Leveraging Speech for Gesture Detection in Multimodal Communication

Gestures are inherent to human interaction and often complement speech in face-to-face communication, forming a multimodal communication system. An important task in gesture analysis is detecting a gesture's beginning and end. Research on automatic gesture detection has primarily focused on visual and kinematic information to detect a limited set of isolated or silent gestures with low variability, neglecting the integration of speech and vision signals to detect gestures that co-occur with speech. This work addresses this gap by focusing on co-speech gesture detection, emphasising the synchrony between speech and co-speech hand gestures. We address three main challenges: the variability of gesture forms, the temporal misalignment between gesture and speech onsets, and differences in sampling rate between modalities. We investigate extended speech time windows and employ separate backbone models for each modality to address the temporal misalignment and sampling rate differences. We utilize Transformer encoders in cross-modal and early fusion techniques to effectively align and integrate speech and skeletal sequences. The study results show that combining visual and speech information significantly enhances gesture detection performance.
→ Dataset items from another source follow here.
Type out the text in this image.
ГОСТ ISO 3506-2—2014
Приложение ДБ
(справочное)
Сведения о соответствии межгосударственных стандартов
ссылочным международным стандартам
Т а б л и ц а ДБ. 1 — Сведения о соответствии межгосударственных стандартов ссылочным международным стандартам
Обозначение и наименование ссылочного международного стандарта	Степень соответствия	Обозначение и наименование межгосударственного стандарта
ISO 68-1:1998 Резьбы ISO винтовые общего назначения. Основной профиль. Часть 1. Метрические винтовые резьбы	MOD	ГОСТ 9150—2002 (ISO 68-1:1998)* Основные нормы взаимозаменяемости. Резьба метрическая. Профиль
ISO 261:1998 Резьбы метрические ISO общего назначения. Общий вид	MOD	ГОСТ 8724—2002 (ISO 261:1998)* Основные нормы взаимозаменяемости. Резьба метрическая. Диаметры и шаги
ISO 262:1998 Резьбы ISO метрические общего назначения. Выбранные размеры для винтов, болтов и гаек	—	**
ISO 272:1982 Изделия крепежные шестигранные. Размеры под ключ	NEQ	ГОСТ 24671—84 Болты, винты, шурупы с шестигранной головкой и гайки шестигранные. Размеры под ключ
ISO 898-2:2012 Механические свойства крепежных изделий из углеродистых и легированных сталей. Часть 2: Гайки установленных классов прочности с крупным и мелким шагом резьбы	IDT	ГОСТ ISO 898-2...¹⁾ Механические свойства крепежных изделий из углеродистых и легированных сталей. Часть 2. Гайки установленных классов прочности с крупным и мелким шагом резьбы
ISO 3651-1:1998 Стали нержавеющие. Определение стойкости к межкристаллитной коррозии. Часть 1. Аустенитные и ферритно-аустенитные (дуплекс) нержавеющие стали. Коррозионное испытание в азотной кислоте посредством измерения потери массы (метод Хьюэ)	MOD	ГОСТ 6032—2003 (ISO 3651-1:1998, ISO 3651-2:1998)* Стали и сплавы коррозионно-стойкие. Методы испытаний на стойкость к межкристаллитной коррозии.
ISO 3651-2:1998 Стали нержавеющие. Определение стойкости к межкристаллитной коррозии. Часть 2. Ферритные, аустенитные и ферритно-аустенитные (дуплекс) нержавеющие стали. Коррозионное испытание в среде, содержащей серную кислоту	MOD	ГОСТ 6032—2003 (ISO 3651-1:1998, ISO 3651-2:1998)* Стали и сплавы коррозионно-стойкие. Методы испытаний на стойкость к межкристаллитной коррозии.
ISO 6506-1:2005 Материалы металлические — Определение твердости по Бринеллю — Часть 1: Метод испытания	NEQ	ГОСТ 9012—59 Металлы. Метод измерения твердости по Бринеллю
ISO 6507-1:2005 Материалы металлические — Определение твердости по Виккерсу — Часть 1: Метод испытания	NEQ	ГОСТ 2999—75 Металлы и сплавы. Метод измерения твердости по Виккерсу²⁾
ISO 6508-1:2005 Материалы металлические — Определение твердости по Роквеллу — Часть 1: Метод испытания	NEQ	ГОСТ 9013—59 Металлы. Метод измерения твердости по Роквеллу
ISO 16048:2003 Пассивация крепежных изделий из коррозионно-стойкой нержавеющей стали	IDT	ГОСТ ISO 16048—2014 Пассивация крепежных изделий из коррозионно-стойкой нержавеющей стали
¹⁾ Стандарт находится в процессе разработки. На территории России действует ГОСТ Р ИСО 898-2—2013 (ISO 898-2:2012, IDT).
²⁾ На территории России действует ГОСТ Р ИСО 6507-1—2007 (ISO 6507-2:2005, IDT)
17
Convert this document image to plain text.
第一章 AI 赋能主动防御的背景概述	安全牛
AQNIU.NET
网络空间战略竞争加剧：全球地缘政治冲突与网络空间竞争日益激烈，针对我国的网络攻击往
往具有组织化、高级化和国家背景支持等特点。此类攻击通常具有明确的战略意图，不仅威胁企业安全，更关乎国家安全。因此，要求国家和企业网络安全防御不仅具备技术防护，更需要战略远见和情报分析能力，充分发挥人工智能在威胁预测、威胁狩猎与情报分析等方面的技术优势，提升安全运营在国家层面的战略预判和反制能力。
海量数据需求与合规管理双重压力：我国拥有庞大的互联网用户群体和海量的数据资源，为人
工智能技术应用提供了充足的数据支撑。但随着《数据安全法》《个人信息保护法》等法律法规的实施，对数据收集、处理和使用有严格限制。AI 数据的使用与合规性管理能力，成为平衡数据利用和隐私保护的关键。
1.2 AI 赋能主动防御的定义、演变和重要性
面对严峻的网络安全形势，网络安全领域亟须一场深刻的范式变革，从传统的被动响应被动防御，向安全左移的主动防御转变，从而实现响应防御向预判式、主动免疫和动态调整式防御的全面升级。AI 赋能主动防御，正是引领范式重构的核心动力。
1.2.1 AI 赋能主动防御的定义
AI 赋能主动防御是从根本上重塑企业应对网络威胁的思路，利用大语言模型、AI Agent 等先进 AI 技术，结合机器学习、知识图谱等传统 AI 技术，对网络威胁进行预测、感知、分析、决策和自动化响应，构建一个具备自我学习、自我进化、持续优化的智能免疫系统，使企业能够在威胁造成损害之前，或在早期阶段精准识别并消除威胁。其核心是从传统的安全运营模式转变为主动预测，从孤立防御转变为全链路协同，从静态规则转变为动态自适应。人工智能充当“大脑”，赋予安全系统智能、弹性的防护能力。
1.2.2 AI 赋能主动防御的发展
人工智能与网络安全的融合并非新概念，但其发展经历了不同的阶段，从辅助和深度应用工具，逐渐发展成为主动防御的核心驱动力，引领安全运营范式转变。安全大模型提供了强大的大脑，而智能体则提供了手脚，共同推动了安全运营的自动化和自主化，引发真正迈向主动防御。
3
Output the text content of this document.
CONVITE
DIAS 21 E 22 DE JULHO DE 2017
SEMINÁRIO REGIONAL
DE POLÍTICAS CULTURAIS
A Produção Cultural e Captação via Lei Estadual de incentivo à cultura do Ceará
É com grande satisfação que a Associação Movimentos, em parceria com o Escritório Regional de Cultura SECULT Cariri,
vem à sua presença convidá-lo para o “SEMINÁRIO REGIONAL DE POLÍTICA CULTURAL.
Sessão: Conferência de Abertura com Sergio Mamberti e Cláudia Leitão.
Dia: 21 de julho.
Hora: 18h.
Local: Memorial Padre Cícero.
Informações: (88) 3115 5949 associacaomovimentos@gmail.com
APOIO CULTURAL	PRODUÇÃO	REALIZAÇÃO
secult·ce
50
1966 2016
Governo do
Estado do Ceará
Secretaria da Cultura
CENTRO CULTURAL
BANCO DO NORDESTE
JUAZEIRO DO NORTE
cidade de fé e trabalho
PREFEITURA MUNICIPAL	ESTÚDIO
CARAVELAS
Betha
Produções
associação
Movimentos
Our findings indicate that expanding the speech buffer beyond visual time segments improves performance and that multimodal integration using cross-modal and early fusion techniques outperforms baseline methods using unimodal and late fusion methods. Additionally, we find a correlation between the models' gesture prediction confidence and low-level speech frequency features potentially associated with gestures. Overall, the study provides a better understanding and detection methods for co-speech gestures, facilitating the analysis of multimodal communication.

翻译：手势是人类交流的固有组成部分，在面对面沟通中常与语音互补，构成多模态交流系统。手势分析的一项重要任务是检测手势的起始与结束。现有自动手势检测研究主要依赖视觉和运动学信息，识别有限且低变异性的孤立或无声手势，忽视了语音与视觉信号的整合来检测与语音共现的手势。本研究聚焦于共语手势检测，强调语音与手部共语手势的同步性，以填补这一空白。我们解决三个主要挑战：手势形式的多样性、手势与语音起始时间的错位、以及不同模态间采样率的差异。我们探索扩展语音时间窗口，并为每种模态采用独立的主干模型，以应对时间错位和采样率差异。利用Transformer编码器进行跨模态和早期融合技术，有效对齐并整合语音与骨骼序列。研究结果表明，结合视觉与语音信息能显著提升手势检测性能。我们的发现指出，将语音缓冲扩展至视觉时间段之外可改善性能，且采用跨模态和早期融合技术的多模态整合方法优于基于单模态和晚期融合的基线方法。此外，我们发现模型手势预测置信度与可能关联手势的低层语音频率特征之间存在相关性。总体而言，本研究为共语手势提供了更深入的理解和检测方法，有助于多模态交流分析。